Books connect us with others, but that connection is created in solitude, one reader in one chair hearing one writer, what John Irving refers to as one genius speaking to another. Its simple to order books on-line, over the phone, or via catalogue and wait for the delivery man to scurry away before we open the door. But 90 percent of us who buy books still get out of the house and go to the bookstore, to be among books, yes, but also to be among other book buyers, the like-minded, even if we might never say a word to them. Elias Canetti has described cafés as places we go to be “alone among others,” and I’ve always felt this was true of the bookstore, too. It’s a lovely combination, this solitude and gathering, almost as if the bookstore were the antidote for what it sold.

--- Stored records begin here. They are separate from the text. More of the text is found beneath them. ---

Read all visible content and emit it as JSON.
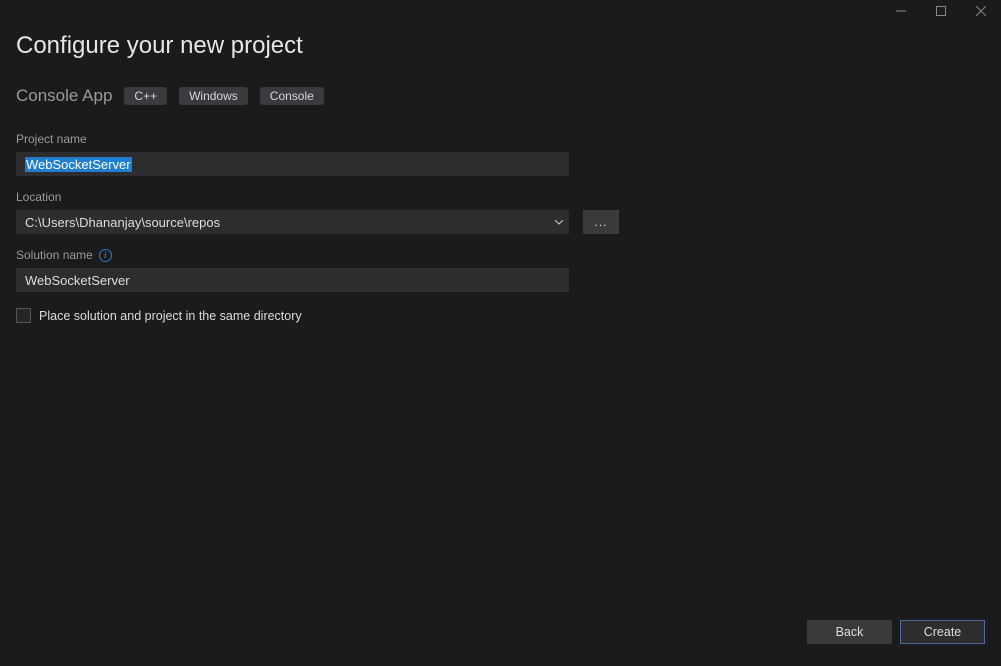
{
  "header": {
    "title": "Configure your new project",
    "subtitle": "Console App",
    "tags": [
      "C++",
      "Windows",
      "Console"
    ]
  },
  "fields": {
    "project_name": {
      "label": "Project name",
      "value": "WebSocketServer"
    },
    "location": {
      "label": "Location",
      "value": "C:\\Users\\Dhananjay\\source\\repos",
      "browse_label": "..."
    },
    "solution_name": {
      "label": "Solution name",
      "value": "WebSocketServer"
    },
    "same_directory": {
      "label": "Place solution and project in the same directory",
      "checked": false
    }
  },
  "footer": {
    "back": "Back",
    "create": "Create"
  }
}
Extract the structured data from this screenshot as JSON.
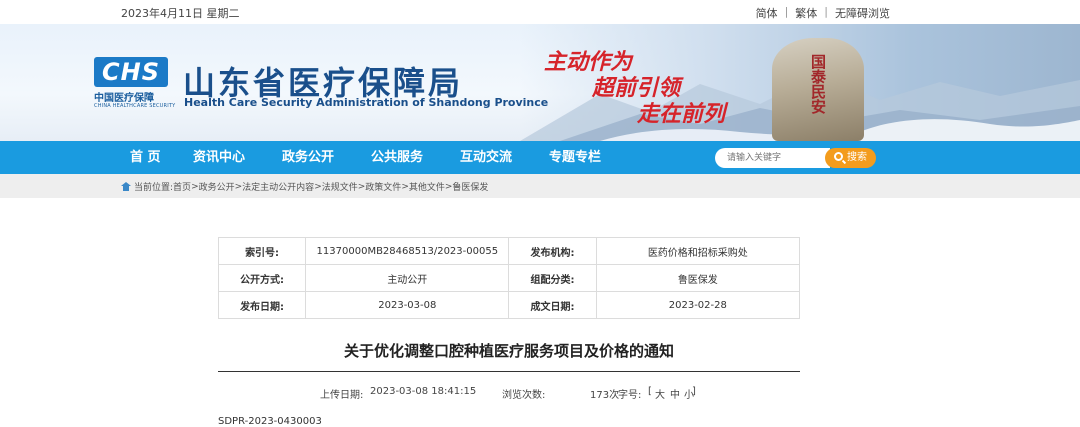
{
  "topbar": {
    "date": "2023年4月11日 星期二",
    "links": [
      "简体",
      "繁体",
      "无障碍浏览"
    ]
  },
  "header": {
    "logo_mark": "CHS",
    "logo_cn": "中国医疗保障",
    "logo_en": "CHINA HEALTHCARE SECURITY",
    "title": "山东省医疗保障局",
    "subtitle": "Health Care Security Administration of Shandong Province",
    "slogan": [
      "主动作为",
      "超前引领",
      "走在前列"
    ],
    "stone_text": "国泰民安"
  },
  "nav": {
    "items": [
      "首 页",
      "资讯中心",
      "政务公开",
      "公共服务",
      "互动交流",
      "专题专栏"
    ],
    "search_placeholder": "请输入关键字",
    "search_button": "搜索"
  },
  "breadcrumb": {
    "label": "当前位置:",
    "items": [
      "首页",
      "政务公开",
      "法定主动公开内容",
      "法规文件",
      "政策文件",
      "其他文件",
      "鲁医保发"
    ],
    "separator": ">"
  },
  "info": {
    "index_label": "索引号:",
    "index_value": "11370000MB28468513/2023-00055",
    "publisher_label": "发布机构:",
    "publisher_value": "医药价格和招标采购处",
    "mode_label": "公开方式:",
    "mode_value": "主动公开",
    "category_label": "组配分类:",
    "category_value": "鲁医保发",
    "pub_date_label": "发布日期:",
    "pub_date_value": "2023-03-08",
    "made_date_label": "成文日期:",
    "made_date_value": "2023-02-28"
  },
  "article": {
    "title": "关于优化调整口腔种植医疗服务项目及价格的通知",
    "upload_label": "上传日期:",
    "upload_value": "2023-03-08 18:41:15",
    "views_label": "浏览次数:",
    "views_value": "173次",
    "fontsize_label": "字号:",
    "fontsize_options": [
      "大",
      "中",
      "小"
    ],
    "doc_code": "SDPR-2023-0430003"
  },
  "colors": {
    "nav_bg": "#1a9be0",
    "search_btn": "#f39c1d",
    "title_blue": "#1a4f8b",
    "slogan_red": "#d6232a"
  }
}
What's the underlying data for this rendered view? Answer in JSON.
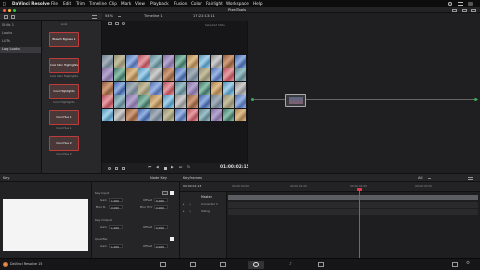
{
  "menubar": {
    "apple": "",
    "items": [
      "DaVinci Resolve",
      "File",
      "Edit",
      "Trim",
      "Timeline",
      "Clip",
      "Mark",
      "View",
      "Playback",
      "Fusion",
      "Color",
      "Fairlight",
      "Workspace",
      "Help"
    ]
  },
  "topbar": {
    "app_title": "PixelTools"
  },
  "viewer": {
    "zoom": "54%",
    "timeline_name": "Timeline 1",
    "timecode": "17:22:13:11",
    "clip_label": "Selected Stills"
  },
  "transport": {
    "timecode": "01:00:02:15"
  },
  "gallery_tree": {
    "items": [
      "Stills 1",
      "Looks",
      "LUTs",
      "Log Looks"
    ]
  },
  "gallery_thumbs": [
    {
      "caption": "Bleach Bypass 1",
      "label": "Look"
    },
    {
      "caption": "Cool Skin Highlights",
      "label": "Cool Skin Highlights"
    },
    {
      "caption": "Cool Highlights",
      "label": "Cool Highlights"
    },
    {
      "caption": "Cool Hue 1",
      "label": "Cool Hue 1"
    },
    {
      "caption": "Cool Hue 2",
      "label": "Cool Hue 2"
    }
  ],
  "key_panel": {
    "title": "Key"
  },
  "params_panel": {
    "title": "Node Key",
    "key_input": {
      "label": "Key Input",
      "gain_label": "Gain",
      "gain": "1.000",
      "offset_label": "Offset",
      "offset": "0.000",
      "blur_r_label": "Blur R.",
      "blur_r": "0.000",
      "blur_hv_label": "Blur H/V",
      "blur_hv": "0.000"
    },
    "key_output": {
      "label": "Key Output",
      "gain_label": "Gain",
      "gain": "1.000",
      "offset_label": "Offset",
      "offset": "0.000"
    },
    "qualifier": {
      "label": "Qualifier",
      "gain_label": "Gain",
      "gain": "1.000",
      "offset_label": "Offset",
      "offset": "0.000"
    }
  },
  "keyframes": {
    "title": "Keyframes",
    "timecode": "00:00:01:13",
    "filter": "All",
    "ruler": [
      "00:00:00:00",
      "00:00:01:00",
      "00:00:02:00",
      "00:00:03:00"
    ],
    "tracks": [
      "Master",
      "Corrector 1",
      "Sizing"
    ]
  },
  "statusbar": {
    "app_name": "DaVinci Resolve 15"
  },
  "colors": {
    "playhead": "#e0384a",
    "accent": "#e0384a",
    "thumb_border": "#c03a3a"
  }
}
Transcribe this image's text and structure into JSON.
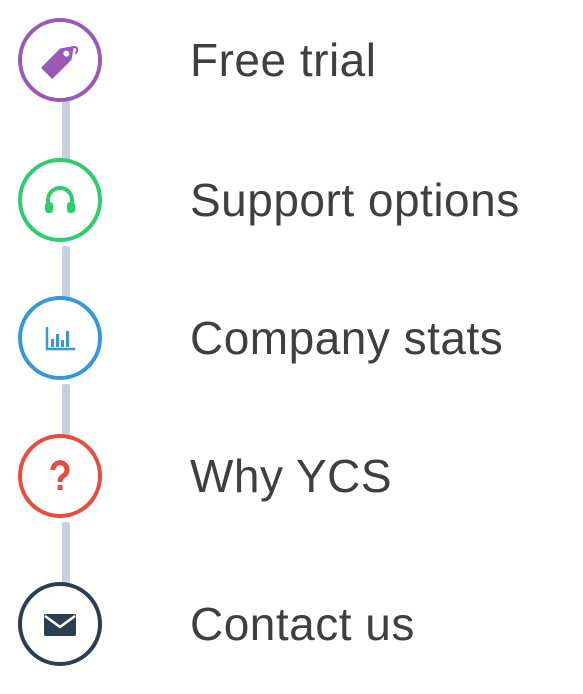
{
  "nav": {
    "items": [
      {
        "label": "Free trial",
        "icon": "price-tag-icon",
        "color": "#9b59b6"
      },
      {
        "label": "Support options",
        "icon": "headphones-icon",
        "color": "#2ecc71"
      },
      {
        "label": "Company stats",
        "icon": "bar-chart-icon",
        "color": "#3498db"
      },
      {
        "label": "Why YCS",
        "icon": "question-mark-icon",
        "color": "#e74c3c"
      },
      {
        "label": "Contact us",
        "icon": "envelope-icon",
        "color": "#2c3e50"
      }
    ],
    "connector_color": "#c7cfe0"
  }
}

So writes Lewis Buzbee in The Yellow-Lighted Bookshop, a suitably easygoing book to follow To the Lighthouse.This afternoon I spent an hour “alone among others” in Lutyens & Rubenstein. That a new independent bookshop opened in Notting Hill last October is gratifying. The shelves are filled with few books that would fail to entertain and illuminate. If you live nearby and haven’t visited, go tomorrow. Otherwise make a detour and go anyway.

2 thoughts on “Alone Among Others

  1. >I also spent an hour today at an independent bookshop, Talking Leaves in Buffalo. This bookshop is usually shelved with the books that I am looking to buy. In fact, today I purchased, "Fortunes of War: The Balkan Trilogy" by Olivia Manning. This was just released by New York Review of Books Classics.

  2. >Jim – Thank you. I now more more about Olivia Manning and her work than I did yesterday. The book sounds interesting. Manning sounds like quite a character too.